A new understanding of nature is forming under
one aspect of high performance form (also called
›classical form‹), which unites aesthetic and ethical
viewpoints.
Tomorrow’s architecture will again be minimal
architecture, an architecture of the self-education
and self-optimization processes suggested by
human beings.«
(Frei Otto and Bodo Rasch in their foreword
of this book.)
In 1992 the Bavarian branch of the Deutscher
Werkbund awarded its first prize to Frei Otto, undoubtedly
the most successful and many-sided
protagonist of modern light construction, and
with it a request to nominate a meritorious person
to whom the prize could be passed on, and
to design a joint exhibition with that person. Frei
Otto chose his pupil Bodo Rasch, who had realized
Otto’s theories particularly in other cultures.
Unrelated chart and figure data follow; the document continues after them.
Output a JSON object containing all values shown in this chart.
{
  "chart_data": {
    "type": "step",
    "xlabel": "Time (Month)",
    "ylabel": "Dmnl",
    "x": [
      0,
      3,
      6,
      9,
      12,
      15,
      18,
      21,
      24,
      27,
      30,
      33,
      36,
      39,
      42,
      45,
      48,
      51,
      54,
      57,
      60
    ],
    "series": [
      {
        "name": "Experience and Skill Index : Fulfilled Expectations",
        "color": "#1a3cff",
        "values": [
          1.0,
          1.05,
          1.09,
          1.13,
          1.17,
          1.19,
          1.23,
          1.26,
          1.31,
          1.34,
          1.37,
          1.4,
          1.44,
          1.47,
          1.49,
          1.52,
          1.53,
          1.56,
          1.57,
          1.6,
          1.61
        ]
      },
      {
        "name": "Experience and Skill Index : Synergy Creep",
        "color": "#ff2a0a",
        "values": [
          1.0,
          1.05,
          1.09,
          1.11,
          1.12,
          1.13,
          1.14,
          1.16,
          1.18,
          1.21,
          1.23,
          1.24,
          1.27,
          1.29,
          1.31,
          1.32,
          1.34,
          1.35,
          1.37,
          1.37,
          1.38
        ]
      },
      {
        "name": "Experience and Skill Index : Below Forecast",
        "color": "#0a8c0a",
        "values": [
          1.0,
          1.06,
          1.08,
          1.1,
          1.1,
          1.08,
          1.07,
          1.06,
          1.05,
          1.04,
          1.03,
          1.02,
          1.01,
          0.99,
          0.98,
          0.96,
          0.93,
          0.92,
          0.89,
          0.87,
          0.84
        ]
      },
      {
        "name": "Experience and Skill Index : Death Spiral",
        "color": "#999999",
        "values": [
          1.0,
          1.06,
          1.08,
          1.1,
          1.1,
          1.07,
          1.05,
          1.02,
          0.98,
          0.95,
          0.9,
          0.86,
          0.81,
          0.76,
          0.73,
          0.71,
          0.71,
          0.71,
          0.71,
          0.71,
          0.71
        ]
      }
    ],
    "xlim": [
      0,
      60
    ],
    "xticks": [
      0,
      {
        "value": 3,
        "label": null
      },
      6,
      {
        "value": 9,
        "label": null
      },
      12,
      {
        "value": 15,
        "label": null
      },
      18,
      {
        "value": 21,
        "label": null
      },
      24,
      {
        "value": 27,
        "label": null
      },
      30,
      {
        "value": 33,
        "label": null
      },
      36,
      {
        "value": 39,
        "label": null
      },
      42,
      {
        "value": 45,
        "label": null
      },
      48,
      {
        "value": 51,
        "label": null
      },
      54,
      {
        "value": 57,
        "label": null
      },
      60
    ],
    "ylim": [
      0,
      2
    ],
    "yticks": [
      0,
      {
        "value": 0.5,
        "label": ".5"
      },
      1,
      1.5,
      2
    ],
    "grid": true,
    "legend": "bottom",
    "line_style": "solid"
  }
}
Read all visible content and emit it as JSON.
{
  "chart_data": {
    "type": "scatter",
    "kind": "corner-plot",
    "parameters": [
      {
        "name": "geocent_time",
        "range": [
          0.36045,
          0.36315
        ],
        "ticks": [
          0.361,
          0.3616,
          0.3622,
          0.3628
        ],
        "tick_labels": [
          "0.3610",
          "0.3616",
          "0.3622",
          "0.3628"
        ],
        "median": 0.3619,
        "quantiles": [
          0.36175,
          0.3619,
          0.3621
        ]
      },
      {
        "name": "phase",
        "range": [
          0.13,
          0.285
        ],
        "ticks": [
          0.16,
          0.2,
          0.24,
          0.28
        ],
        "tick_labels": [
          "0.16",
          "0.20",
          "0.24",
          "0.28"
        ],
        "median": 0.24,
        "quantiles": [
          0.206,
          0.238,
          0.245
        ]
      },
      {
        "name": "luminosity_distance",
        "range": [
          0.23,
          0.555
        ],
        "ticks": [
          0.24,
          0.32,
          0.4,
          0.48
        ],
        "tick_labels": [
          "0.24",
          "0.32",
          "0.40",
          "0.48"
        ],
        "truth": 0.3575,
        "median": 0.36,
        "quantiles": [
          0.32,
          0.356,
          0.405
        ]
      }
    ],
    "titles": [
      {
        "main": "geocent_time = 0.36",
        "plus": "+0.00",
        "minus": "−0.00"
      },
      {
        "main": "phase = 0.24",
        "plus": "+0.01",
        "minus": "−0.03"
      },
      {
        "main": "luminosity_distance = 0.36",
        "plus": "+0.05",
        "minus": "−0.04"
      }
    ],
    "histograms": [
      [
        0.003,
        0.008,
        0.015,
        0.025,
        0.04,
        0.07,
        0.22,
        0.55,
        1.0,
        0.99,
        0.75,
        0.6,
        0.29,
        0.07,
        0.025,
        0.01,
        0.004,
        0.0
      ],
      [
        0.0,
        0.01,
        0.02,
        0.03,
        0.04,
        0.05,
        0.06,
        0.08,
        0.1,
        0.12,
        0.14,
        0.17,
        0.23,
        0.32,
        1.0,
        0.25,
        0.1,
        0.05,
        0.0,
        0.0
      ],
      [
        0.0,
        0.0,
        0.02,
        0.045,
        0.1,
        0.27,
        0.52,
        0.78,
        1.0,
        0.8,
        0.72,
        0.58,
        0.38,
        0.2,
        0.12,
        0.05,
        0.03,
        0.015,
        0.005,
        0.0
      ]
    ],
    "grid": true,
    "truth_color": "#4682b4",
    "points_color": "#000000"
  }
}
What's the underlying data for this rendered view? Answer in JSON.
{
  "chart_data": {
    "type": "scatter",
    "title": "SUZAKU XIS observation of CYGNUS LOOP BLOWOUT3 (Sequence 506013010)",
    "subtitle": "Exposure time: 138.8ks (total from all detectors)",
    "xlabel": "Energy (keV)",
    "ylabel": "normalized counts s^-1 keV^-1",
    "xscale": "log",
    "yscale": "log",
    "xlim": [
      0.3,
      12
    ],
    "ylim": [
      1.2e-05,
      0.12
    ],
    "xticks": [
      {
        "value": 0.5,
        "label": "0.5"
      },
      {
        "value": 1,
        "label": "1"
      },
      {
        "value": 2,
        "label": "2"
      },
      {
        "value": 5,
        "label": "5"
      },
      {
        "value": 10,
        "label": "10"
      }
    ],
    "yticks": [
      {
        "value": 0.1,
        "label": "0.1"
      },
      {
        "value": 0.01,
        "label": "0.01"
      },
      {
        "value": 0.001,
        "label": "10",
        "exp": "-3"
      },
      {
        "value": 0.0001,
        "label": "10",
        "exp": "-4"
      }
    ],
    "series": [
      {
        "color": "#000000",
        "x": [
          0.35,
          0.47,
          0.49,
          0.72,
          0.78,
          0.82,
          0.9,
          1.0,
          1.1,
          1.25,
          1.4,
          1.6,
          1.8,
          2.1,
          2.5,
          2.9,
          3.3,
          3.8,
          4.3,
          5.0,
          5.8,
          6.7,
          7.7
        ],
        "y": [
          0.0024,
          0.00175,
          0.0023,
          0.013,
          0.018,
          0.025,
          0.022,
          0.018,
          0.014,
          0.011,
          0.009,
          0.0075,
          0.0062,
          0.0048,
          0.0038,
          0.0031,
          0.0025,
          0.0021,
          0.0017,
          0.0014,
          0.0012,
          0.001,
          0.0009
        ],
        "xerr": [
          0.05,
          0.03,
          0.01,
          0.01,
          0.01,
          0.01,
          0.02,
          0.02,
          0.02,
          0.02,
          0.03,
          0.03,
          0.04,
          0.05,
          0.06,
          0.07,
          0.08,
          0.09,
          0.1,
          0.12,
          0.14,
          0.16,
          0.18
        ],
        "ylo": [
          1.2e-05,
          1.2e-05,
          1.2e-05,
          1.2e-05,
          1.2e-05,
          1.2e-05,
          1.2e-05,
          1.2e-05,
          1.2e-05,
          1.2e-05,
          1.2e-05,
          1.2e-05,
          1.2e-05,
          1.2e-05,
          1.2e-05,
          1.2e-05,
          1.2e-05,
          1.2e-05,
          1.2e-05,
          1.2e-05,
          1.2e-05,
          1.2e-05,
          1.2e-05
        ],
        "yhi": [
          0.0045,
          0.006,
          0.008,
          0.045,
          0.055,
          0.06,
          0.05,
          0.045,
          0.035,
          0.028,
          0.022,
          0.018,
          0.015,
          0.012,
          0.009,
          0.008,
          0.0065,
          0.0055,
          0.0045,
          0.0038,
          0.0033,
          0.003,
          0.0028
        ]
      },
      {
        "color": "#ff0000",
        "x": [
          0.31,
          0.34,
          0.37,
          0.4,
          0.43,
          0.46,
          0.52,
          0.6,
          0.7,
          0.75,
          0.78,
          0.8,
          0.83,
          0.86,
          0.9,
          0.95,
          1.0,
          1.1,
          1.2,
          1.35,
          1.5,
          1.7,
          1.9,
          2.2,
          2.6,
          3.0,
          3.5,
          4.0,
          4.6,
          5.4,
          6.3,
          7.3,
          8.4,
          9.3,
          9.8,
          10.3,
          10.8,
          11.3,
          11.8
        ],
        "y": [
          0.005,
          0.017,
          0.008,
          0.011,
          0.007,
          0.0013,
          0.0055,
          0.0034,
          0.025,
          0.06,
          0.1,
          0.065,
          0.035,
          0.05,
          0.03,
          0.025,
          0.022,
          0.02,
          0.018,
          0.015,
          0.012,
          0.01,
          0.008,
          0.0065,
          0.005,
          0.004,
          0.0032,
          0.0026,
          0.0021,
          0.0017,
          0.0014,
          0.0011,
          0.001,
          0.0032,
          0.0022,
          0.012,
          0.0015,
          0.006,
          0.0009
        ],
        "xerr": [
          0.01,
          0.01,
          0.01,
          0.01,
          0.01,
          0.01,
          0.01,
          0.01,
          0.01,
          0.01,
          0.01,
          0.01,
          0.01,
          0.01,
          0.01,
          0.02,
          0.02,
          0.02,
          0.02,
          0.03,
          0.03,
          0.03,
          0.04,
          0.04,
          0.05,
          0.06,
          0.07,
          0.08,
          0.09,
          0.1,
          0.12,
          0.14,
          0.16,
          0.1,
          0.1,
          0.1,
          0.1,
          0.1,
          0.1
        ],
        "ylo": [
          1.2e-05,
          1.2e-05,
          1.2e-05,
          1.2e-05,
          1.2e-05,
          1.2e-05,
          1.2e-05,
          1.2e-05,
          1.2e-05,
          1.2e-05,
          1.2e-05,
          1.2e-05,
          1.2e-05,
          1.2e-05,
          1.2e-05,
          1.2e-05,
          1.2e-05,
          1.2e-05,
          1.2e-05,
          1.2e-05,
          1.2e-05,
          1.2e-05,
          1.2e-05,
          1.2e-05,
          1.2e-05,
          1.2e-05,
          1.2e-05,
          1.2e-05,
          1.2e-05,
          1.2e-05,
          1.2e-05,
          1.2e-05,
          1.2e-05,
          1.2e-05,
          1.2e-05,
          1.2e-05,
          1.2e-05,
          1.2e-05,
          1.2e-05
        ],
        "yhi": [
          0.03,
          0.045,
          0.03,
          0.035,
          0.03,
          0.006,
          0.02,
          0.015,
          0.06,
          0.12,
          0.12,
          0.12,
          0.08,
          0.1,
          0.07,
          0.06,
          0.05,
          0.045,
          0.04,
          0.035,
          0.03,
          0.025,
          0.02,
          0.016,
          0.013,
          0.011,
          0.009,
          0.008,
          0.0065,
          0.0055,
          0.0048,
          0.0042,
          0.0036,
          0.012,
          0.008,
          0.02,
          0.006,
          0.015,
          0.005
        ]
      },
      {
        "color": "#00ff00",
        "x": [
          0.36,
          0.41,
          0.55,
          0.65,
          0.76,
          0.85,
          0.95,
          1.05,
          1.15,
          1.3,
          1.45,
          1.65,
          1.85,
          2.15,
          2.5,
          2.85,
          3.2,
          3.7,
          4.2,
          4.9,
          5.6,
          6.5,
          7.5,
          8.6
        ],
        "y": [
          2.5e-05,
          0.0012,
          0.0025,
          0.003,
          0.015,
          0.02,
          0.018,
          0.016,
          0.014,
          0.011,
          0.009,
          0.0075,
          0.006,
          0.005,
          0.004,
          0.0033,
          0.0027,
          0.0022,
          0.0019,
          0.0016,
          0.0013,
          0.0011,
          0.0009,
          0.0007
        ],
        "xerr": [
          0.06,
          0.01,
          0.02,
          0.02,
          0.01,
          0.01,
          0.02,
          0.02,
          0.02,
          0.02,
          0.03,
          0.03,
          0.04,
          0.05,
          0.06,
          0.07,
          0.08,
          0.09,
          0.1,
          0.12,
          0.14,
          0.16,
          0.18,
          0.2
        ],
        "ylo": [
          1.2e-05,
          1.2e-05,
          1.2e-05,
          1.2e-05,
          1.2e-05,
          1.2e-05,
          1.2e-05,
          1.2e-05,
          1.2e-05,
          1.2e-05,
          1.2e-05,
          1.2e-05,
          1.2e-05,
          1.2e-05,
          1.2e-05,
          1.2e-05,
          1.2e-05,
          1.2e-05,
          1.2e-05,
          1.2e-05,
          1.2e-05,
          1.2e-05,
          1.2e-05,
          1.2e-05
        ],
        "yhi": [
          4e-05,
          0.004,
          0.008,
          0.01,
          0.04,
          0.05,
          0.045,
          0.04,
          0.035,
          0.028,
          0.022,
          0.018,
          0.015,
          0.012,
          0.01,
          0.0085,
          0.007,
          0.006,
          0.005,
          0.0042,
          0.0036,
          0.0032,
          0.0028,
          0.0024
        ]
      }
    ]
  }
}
Otto died on 9 March 2015; he was to be publicly
announced as the winner of the 2015 Pritzker
Prize on 23 March, but his death meant the committee
announced his award on 10 March. Otto
himself had been told earlier that he had won
the prize by the executive director of the Pritzker
Prize, Martha Thorne. He was reported to have
said: »I have never done anything to gain this
prize. Prize winning is not the goal of my life.